I recently met a young man on a plane, and three months later we went out to dinner. We had nothing in common, no mutual friends, opposite political leanings and radically dissimilar life agendas. As the night progressed, it was easy to tell what he wanted out of our random acquaintance. I was being objectified, appreciated mostly for my physical appearance. To him I was basically an object, and yet, I understood that I was also objectifying him, in some ways, and that I had gone on the date mostly because he was an attractive person. And, in that instance, we were in public, and I could leave at any time. I was in a relatively small amount of perceived danger, and being appreciated in this way made me feel almost … powerful.  

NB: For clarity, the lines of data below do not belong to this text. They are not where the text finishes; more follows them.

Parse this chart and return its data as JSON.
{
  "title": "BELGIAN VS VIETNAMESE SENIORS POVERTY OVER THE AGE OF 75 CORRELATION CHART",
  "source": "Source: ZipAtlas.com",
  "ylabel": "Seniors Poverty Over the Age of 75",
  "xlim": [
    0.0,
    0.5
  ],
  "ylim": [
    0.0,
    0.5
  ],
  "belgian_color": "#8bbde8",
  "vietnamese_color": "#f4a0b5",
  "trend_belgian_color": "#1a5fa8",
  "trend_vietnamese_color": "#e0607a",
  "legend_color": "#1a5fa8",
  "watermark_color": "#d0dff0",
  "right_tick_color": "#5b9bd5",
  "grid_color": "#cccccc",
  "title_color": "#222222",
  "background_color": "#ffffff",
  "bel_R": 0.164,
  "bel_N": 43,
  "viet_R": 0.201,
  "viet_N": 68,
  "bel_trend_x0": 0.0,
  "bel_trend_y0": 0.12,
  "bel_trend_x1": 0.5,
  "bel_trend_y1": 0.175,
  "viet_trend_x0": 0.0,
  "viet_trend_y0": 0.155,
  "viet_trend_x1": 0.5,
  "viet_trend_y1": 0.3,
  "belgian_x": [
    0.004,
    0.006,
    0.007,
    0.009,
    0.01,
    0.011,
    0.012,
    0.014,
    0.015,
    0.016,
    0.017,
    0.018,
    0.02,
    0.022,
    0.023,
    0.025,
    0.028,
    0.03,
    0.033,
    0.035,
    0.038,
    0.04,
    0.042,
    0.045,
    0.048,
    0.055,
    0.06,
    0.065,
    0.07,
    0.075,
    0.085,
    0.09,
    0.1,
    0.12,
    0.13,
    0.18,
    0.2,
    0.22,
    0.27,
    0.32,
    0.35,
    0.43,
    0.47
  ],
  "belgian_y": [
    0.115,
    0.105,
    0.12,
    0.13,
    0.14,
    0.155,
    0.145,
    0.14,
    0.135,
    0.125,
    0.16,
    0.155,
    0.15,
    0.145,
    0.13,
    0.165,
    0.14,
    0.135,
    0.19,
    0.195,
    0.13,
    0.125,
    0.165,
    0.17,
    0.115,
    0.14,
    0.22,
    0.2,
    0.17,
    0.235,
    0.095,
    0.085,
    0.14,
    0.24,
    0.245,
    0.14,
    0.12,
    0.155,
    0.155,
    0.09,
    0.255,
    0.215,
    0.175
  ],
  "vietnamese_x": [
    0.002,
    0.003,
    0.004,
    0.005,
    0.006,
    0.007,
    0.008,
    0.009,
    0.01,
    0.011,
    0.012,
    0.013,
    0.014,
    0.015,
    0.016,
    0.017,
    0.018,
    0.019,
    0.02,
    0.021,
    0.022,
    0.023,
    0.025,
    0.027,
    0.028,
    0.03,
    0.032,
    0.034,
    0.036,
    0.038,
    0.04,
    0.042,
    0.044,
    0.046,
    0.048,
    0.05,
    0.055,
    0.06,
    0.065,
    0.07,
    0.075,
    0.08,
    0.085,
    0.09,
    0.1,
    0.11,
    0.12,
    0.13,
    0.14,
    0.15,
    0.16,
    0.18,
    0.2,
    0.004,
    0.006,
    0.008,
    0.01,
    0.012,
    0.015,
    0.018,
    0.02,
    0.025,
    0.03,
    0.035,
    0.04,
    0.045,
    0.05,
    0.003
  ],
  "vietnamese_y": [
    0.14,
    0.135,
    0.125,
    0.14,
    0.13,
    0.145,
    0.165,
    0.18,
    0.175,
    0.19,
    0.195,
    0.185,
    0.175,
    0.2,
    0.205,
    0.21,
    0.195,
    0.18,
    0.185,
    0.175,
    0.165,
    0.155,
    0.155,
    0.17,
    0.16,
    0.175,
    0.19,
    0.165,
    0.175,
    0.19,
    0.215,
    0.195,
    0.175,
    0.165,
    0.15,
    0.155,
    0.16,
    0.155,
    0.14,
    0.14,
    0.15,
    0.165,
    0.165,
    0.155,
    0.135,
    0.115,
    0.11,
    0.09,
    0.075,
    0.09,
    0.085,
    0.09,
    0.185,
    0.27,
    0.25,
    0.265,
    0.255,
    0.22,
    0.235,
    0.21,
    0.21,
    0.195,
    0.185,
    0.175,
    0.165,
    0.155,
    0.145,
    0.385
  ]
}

This was the point at which I started wondering when objectification actually stripped me of my autonomy and when it gave me some sort of power. Women are sometimes able to use their physical appearance as a source of income; strippers, escorts and pornstars capitalize on their bodies. On the flip side, throughout history impoverished and/or kidnapped women and girls have been forced into the sex industry. Many did not have a choice, and most had their power stripped from them completely. Their bodies became something not their own, and this still happens in America and all over the world every single day, especially for female-bodied individuals of color and undocumented persons, who are even more vulnerable to abuse in our system of white supremacy.

Now, Beyonce was correct in her assertion that girls run the world, and that her “persuasion can build a nation.” But after seeing the events unfold in Washington this week, do we really have endless power, as Beyonce believes? When the average American woman still has a 20-25% chance of being forced into sex during her college years, and trans women, according to a 2017 study, have a 50-59% chance of being abused in their lives, that statement cannot remain unchallenged. Biologically, humans with ovaries hold a power unparalleled in humans without ovaries: the chance to create life out of mere cells. But what good is this power if we have no control over it, if our agency is stripped from us and we are made into something less than human.

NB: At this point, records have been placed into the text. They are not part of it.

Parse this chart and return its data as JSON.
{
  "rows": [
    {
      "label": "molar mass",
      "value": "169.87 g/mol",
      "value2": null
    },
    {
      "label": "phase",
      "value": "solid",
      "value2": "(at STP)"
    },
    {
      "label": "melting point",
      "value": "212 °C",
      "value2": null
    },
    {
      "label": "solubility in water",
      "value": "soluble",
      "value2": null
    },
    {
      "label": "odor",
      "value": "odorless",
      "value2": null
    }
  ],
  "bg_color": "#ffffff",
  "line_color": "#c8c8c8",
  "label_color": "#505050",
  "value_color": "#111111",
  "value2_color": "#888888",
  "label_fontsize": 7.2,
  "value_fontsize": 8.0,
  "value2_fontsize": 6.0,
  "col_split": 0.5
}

My date left me with more questions about myself: how can attraction bend the mind to accept objectification as a compliment? I am comfortable with being appreciated, but there is always the chance that this appreciation will lead to something I am not comfortable with. At the same time, we all naturally want to be wanted. It’s a part of the life of every sexual being on this planet. And despite a history of assertions to the contrary, on average, women do enjoy having sex just as much as men.

It is tempting to believe that a female stripper has some sort of power when she profits off her sexual appeal, but when abortions are still illegal in many states, sex education is often banned or simply inaccurate and the majority of accused rapists never spend a day in jail, her body never fully belonged to her anyway. We will only truly reclaim our power through the slow and grueling process we’ve been working towards for centuries: complete gender equality for men and women of all races, trans and cis, non-binary and agender individuals. Until then, I’ll still be afraid to walk around at night. I’ll still be objectified by men on planes. And I’ll continue to add to the collective female power, the anger and the love and the cries for justice, until our voices are finally heard and we truly hold the power over our own bodies.